Karen was my very own Mrs Madrigal and my Mrs M had real class. The walls of her elegant home were dripping with original canvases, some of them worth more than my pension pot. They'd hung there for years, valued for the right reasons, covered in dust and waiting to be straightened. Objects d'art from around the globe perched precariously on window-sills and dangled from bathroom ceilings. I had constant nightmares about playing catch with the Clarice Cliff after a night on the tiles.

"Don't worry, Dolly," she would say. "They're only pots."

"How's that will of yours going?" I would say. "Remember your poor old fairy friends who don't have a Clarice Cliff to piss in."

"Dolly, you're rich where it matters. That's what counts."

All that was missing from life at number ninety-eight was the occasional spliff taped to my bedroom door. I was working on that one.

***********************

My time in Blighty blossomed into a social renaissance and I was awash with invites. Strawberry blond aspiring actor Clive invited me along to dinner at his stately town house in Islington, the epicentre of liberal London. Clive created away in the kitchen, while his partner, soap mogul Angus, served up the sauce. It was a civilised and sophisticated affair graced by other London life friends. I sat next to Debbie, the voluptuous chief buyer for Fenwick's, a woman who travelled between the fashion capitals of the world in search of the latest must-haves. The girl from The Welsh Valleys had done good: she was now Miss Mortgage Free of Kingston-upon-Thames. The manager of a gay 'lifestyle' shop ("Okay, it's a sex shop") sat opposite. In days long past, Ian was my regular dance partner as we filled our boots across half of Europe. He was also the main butt of my low wit. We reminisced about the bad old days when I was free and he was incredibly easy.

"I envied you," he said. "You envied me?"

"You were more popular with the punters, my dear."

"Think you'll find your dance card was fuller than mine."
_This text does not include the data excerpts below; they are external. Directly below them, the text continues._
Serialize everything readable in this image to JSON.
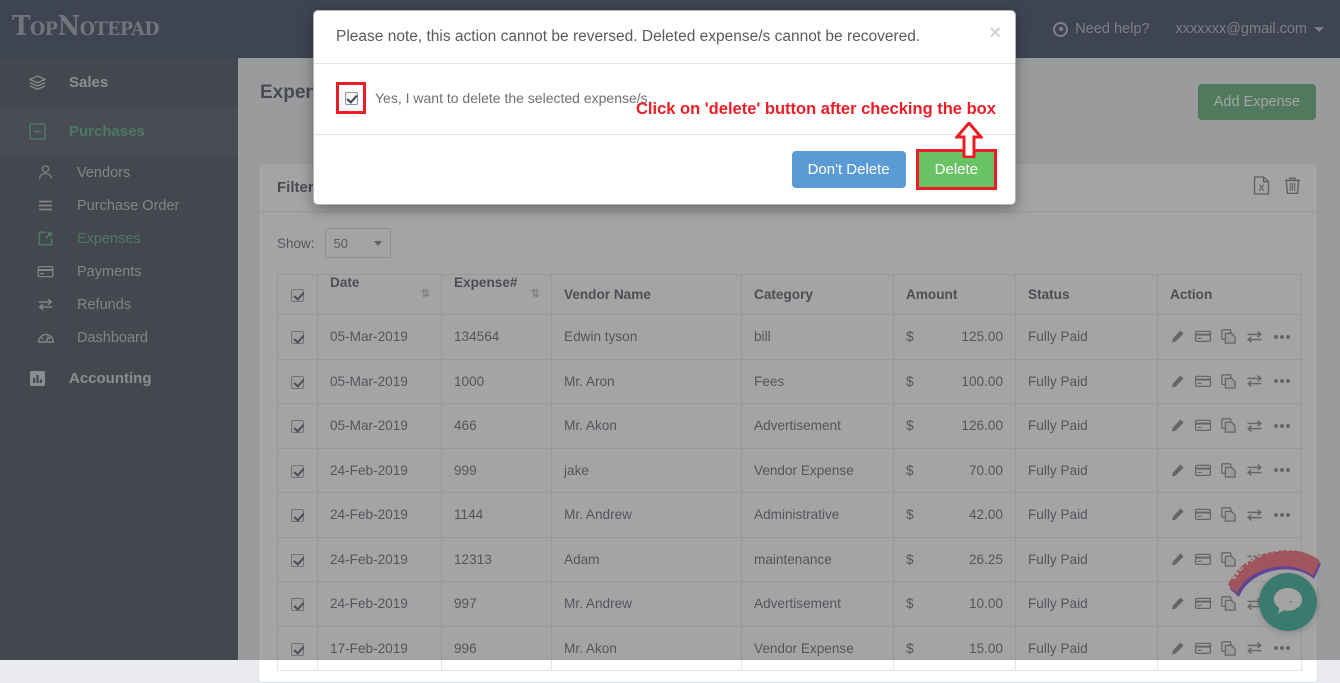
{
  "navbar": {
    "brand": "TopNotepad",
    "help_label": "Need help?",
    "account_label": "xxxxxxx@gmail.com"
  },
  "sidebar": {
    "groups": [
      {
        "label": "Sales",
        "icon": "layers-icon",
        "active": false
      },
      {
        "label": "Purchases",
        "icon": "minus-box-icon",
        "active": true
      },
      {
        "label": "Accounting",
        "icon": "bar-chart-icon",
        "active": false
      }
    ],
    "items": [
      {
        "label": "Vendors",
        "icon": "user-icon",
        "active": false
      },
      {
        "label": "Purchase Order",
        "icon": "list-icon",
        "active": false
      },
      {
        "label": "Expenses",
        "icon": "share-box-icon",
        "active": true
      },
      {
        "label": "Payments",
        "icon": "credit-card-icon",
        "active": false
      },
      {
        "label": "Refunds",
        "icon": "exchange-icon",
        "active": false
      },
      {
        "label": "Dashboard",
        "icon": "gauge-icon",
        "active": false
      }
    ]
  },
  "page": {
    "title": "Expenses",
    "add_button": "Add Expense",
    "panel_title": "Filter",
    "export_icon": "excel-export-icon",
    "delete_icon": "trash-icon",
    "show_label": "Show:",
    "show_value": "50",
    "accent_green": "#45a163",
    "accent_blue": "#5b9bd5",
    "accent_red": "#ee1c25"
  },
  "table": {
    "columns": [
      {
        "key": "check",
        "label": ""
      },
      {
        "key": "date",
        "label": "Date",
        "sortable": true
      },
      {
        "key": "expense",
        "label": "Expense#",
        "sortable": true
      },
      {
        "key": "vendor",
        "label": "Vendor Name",
        "sortable": false
      },
      {
        "key": "category",
        "label": "Category",
        "sortable": false
      },
      {
        "key": "amount",
        "label": "Amount",
        "sortable": false
      },
      {
        "key": "status",
        "label": "Status",
        "sortable": false
      },
      {
        "key": "action",
        "label": "Action",
        "sortable": false
      }
    ],
    "header_checked": true,
    "currency": "$",
    "action_icons": [
      "pencil-icon",
      "credit-card-icon",
      "copy-icon",
      "exchange-icon",
      "ellipsis-icon"
    ],
    "rows": [
      {
        "checked": true,
        "date": "05-Mar-2019",
        "expense": "134564",
        "vendor": "Edwin tyson",
        "category": "bill",
        "amount": "125.00",
        "status": "Fully Paid"
      },
      {
        "checked": true,
        "date": "05-Mar-2019",
        "expense": "1000",
        "vendor": "Mr. Aron",
        "category": "Fees",
        "amount": "100.00",
        "status": "Fully Paid"
      },
      {
        "checked": true,
        "date": "05-Mar-2019",
        "expense": "466",
        "vendor": "Mr. Akon",
        "category": "Advertisement",
        "amount": "126.00",
        "status": "Fully Paid"
      },
      {
        "checked": true,
        "date": "24-Feb-2019",
        "expense": "999",
        "vendor": "jake",
        "category": "Vendor Expense",
        "amount": "70.00",
        "status": "Fully Paid"
      },
      {
        "checked": true,
        "date": "24-Feb-2019",
        "expense": "1144",
        "vendor": "Mr. Andrew",
        "category": "Administrative",
        "amount": "42.00",
        "status": "Fully Paid"
      },
      {
        "checked": true,
        "date": "24-Feb-2019",
        "expense": "12313",
        "vendor": "Adam",
        "category": "maintenance",
        "amount": "26.25",
        "status": "Fully Paid"
      },
      {
        "checked": true,
        "date": "24-Feb-2019",
        "expense": "997",
        "vendor": "Mr. Andrew",
        "category": "Advertisement",
        "amount": "10.00",
        "status": "Fully Paid"
      },
      {
        "checked": true,
        "date": "17-Feb-2019",
        "expense": "996",
        "vendor": "Mr. Akon",
        "category": "Vendor Expense",
        "amount": "15.00",
        "status": "Fully Paid"
      }
    ]
  },
  "modal": {
    "message": "Please note, this action cannot be reversed. Deleted expense/s cannot be recovered.",
    "close_label": "×",
    "checkbox_checked": true,
    "checkbox_label": "Yes, I want to delete the selected expense/s.",
    "annotation": "Click on 'delete' button after checking the box",
    "dont_delete_label": "Don't Delete",
    "delete_label": "Delete"
  },
  "widget": {
    "badge_text": "We Are Here!",
    "chat_icon": "chat-bubble-icon",
    "badge_color": "#f4505e",
    "chat_color": "#17a589"
  }
}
It was Ian's cleanse tone and clench regime that pulled the tricks. Still, come the last waltz, I always managed to secure a booking, even if it was with Manuel and his gammy leg.

"Everyone looks attractive to the well-oiled, darling. How's Turkey?"

"Wonderful." "You'll stay?"

"Of course. Probably."

Ian's partner, banker Matt, sat opposite Debbie. Despite the recession, he'd recently secured employment with a City institution where the staff knew what wine to drink with what. "It's the only qualification required of a banker these days," he said. "That and faux contrition."

The night of the chattering classes frolicked along handsomely. Fuelled by the entire contents of Clive's wine cellar, we tripped through politics, high and unbelievably low culture, Eurovision, the banking crisis and pensions reform, all glued together by enough gossip to feed a year's supply of The National Enquirer. I took every available opportunity to boast about our new life as gay mavericks abroad: the igloo with a view, pink Gollum and his sinister familiar, the lusty log man, the haunted waiter at the quayside çay-house, alarming levels of fascism in the spine-chilling world of the emigreys, the questionable joy of Bobbi's quiz nights and the tiny baby rescued from life in a Turkish orphanage. A lot had happened in a few short months.